Skyway: Connecting Managed Heaps in Distributed Big Data Systems

International Conference on Architectural Support for Programming Languages and Operating Systems (ASPLOS)

By: Khan Nguyen, Lu Fang, Christian Navasca, Guoqing Xu, Brian Demsky, Shan Lu

Abstract

Managed languages such as Java and Scala are prevalently used in development of large-scale distributed systems. Under the managed runtime, when performing data transfer across machines, a task frequently conducted in a Big Data system, the system needs to serialize a sea of objects into a byte sequence before sending them over the network. The remote node receiving the bytes then deserializes them back into objects. This process is both performance-inefficient and labor-intensive: (1) object serialization/deserialization makes heavy use of reflection, an expensive runtime operation and/or (2) serialization/deserialization functions need to be hand-written and are error-prone.
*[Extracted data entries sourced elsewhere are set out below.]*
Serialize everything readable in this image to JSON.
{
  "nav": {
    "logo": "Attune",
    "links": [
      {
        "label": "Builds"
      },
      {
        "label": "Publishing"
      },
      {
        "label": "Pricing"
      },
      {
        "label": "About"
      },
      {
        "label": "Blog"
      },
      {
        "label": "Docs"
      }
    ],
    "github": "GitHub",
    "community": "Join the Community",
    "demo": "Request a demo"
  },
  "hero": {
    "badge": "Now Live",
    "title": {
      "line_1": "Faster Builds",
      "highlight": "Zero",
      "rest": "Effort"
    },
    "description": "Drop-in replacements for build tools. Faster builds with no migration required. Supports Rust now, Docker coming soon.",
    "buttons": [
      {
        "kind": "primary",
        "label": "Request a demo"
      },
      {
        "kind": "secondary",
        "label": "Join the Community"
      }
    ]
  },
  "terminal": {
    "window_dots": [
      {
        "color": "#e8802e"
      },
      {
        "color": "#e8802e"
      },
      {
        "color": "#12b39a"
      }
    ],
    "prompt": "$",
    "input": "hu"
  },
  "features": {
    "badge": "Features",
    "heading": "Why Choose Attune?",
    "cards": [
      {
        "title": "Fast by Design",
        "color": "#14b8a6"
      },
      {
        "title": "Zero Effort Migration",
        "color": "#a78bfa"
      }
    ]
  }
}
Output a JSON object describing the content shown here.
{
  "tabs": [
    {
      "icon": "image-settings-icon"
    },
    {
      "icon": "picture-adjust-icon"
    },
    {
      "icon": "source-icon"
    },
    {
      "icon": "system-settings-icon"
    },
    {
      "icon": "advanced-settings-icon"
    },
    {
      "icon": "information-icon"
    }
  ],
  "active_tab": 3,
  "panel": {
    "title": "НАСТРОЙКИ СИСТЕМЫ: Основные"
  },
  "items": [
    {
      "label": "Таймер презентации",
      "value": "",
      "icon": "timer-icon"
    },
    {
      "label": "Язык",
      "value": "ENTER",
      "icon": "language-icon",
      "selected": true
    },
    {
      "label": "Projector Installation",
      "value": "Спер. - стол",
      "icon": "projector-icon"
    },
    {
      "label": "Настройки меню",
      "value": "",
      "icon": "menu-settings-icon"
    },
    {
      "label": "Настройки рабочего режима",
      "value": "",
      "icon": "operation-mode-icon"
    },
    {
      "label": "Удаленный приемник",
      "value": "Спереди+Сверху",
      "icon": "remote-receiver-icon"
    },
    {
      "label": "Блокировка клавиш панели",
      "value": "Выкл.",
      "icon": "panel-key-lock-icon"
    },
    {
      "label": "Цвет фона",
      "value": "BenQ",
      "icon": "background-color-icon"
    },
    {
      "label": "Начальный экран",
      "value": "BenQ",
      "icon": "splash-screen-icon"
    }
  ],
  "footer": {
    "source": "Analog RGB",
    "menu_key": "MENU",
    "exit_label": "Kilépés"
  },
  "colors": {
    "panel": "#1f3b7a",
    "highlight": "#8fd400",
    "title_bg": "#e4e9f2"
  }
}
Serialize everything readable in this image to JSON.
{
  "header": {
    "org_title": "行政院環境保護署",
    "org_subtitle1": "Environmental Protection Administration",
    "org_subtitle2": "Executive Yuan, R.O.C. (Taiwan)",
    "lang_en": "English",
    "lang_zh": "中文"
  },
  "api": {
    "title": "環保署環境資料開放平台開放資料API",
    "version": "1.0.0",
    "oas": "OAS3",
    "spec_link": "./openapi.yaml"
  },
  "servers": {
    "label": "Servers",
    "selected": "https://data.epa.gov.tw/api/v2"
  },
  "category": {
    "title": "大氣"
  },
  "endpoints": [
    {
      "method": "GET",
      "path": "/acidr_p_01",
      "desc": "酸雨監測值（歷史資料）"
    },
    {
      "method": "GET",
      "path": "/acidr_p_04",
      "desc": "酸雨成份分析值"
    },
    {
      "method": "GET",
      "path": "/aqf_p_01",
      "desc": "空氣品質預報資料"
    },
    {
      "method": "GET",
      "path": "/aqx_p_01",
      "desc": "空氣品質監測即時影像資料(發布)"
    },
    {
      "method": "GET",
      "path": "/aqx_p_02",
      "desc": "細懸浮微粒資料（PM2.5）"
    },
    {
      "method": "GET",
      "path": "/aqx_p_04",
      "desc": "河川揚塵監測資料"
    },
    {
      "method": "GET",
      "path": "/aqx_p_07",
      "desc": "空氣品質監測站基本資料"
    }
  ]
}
This paper presents Skyway, a JVM-based technique that can directly connect managed heaps of different (local or remote) JVM processes. Under Skyway, objects in the source heap can be directly written into a remote heap without changing their formats. Skyway provides performance benefits to any JVM-based system by completely eliminating the need (1) of invoking serialization/deserialization functions, thus saving CPU time, and (2) of requiring developers to hand-write serialization functions.